As the old saying goes, “There’s no ‘I’ in team.” While there is an “I” in “IoT,” true success in the complex realm of the internet of things requires teamwork.
A couple years ago, our team at Cisco created and piloted an IoT-enabled disaster management project in Glasgow, Scotland. The system collects and visualizes data from assets like ambulances, fire engines and volunteer networks during an emergency, to provide users a real-time view of what’s happening on the ground level. However, this was not a system we, nor any other individual company, could have delivered single-handedly. While we provided the IT infrastructure, collaboration and security elements, Bronze Labs brought in the IoT software and Leonardo offered high-tech aerospace and defense know-how. Additional partners, such as Scottish Water and Glasgow City Council, helped ensure a smooth, hyperlocal deployment. The result was a complete, powerful IoT system with the potential to save lives.
Undoubtedly, IoT has changed the paradigm of single-vendor, end-to-end methodology. As more businesses are discovering, IoT is too complex to approach alone. It will take many costly internal resources and the reinvention of multiple wheels to deliver a product or service that provides acceptable ROI. Therefore, companies of all sizes looking to capitalize on IoT must build a team or, more accurately, an ecosystem of partners who co-innovate to deliver a technology that meets the customer’s specific business needs.
The most successful IoT projects I’ve seen involve partners from three broader categories: horizontal, vertical and geographic. Going back to the above example in Glasgow, all three types of partners were present. Cisco and Bronze Labs were horizontal specialists, Leonardo was our vertical expert, and Scottish Water and Glasgow City Council were the geographic players. All of us worked interdependently, contributing our respective technologies and knowledge.
As you start to build your own ecosystem, consider each of the following types of partners, what they bring to the table and how they can help you achieve your goals. First, let’s look at horizontal specialists. With horizontal specialists, you’ll ensure scalable, interoperable and cost-effective technologies that offer repeatable results and withstand the test of time. These players include large vendors, consultants and even startups that provide expertise in horizontal technologies and often draw from best practices from the IT sector, like how to effectively secure large volumes of devices. Technologies provided by horizontal specialists include cloud/fog computing, data analytics, security, device orchestration, system visualization, networking and many more.
For example, a horizontal specialist can provide the standards-based network infrastructure on which your IoT application of choice runs. Horizontal specialists can also offer advanced data analytics to extract value from the information the IoT devices generate, which end users can use for better decision-making.
With products and services that complement horizontal technologies, vertical specialists address market-specific challenges and use cases, and allow you to integrate products into existing systems and lines of business. These experts understand business operational and technical environments and their unique requirements. They also have relationships with line of business, operational technology or building technology teams, as well as market-specific systems integrators and providers of market solutions, devices and equipment (such as automation/robotics, actuators, sensors and so forth).

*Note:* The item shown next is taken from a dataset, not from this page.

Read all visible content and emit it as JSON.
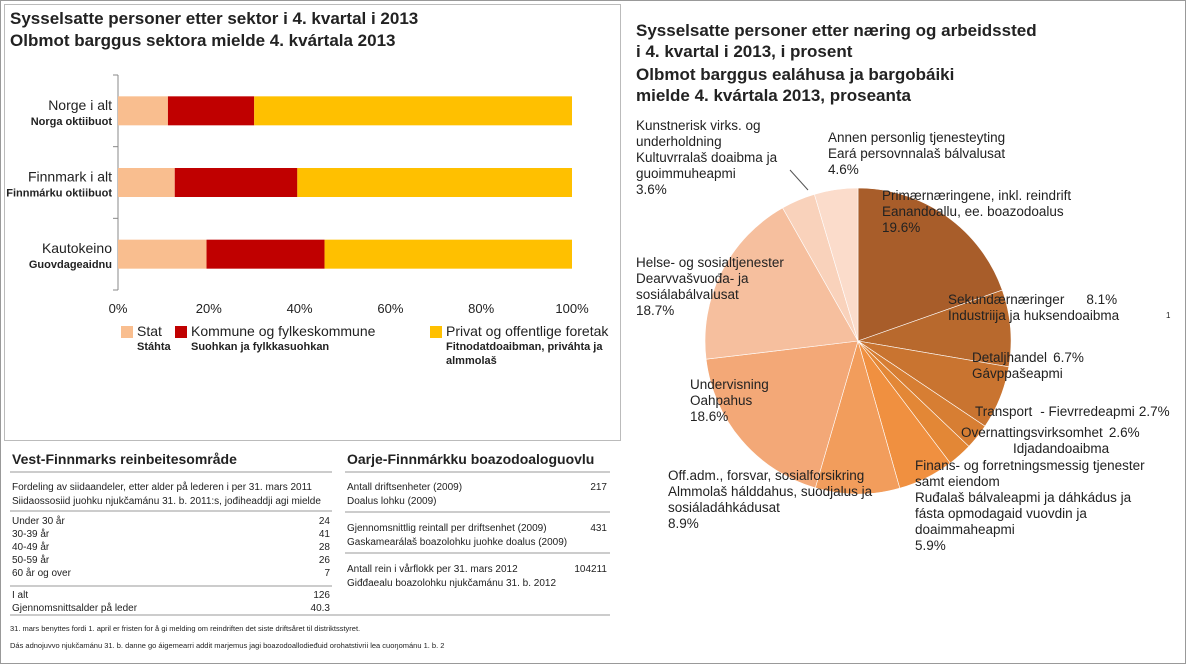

For example, a vertical market system integrator can ensure that all IoT components can interoperate by connecting the various technologies and services, and integrating them with existing or new business processes. The result is a tailored system one cannot obtain “out of the box,” but without the cost of a custom product. When reaching out to vertical specialists, remember to give IoT startups a closer look — many have a strong vertical focus that will bring value to your ecosystem.
Last but not least, geographic specialists enable a hyperlocal IoT deployment, helping you consider local environments, laws (like data privacy regulations), economics and use cases. These geographic domain experts, as well as local vertical market systems integrators and service providers, will allow you to more easily scale the technologies developed by the horizontal and vertical specialists to specific geographic business and technology requirements. After all, not every IoT product or service will work the same from one side of the world to the other. For instance, if you want to implement an automation system in a factory in China, you should collaborate with a local telecommunications service provider to enable system connectivity.
With the three types of partners — horizontal, vertical and geographic — on board, you’ll soon discover the importance of these codependent relationships in delivering comprehensive IoT systems based on open, standards-based horizontal capabilities. The beauty of these partnerships is that they will evolve into what I call a “co-economy,” where partners and customers co-innovate and co-create products. And, as the co-economy evolves, we’ll see greater progress and overall success in the IoT market — that’s teamwork at its finest.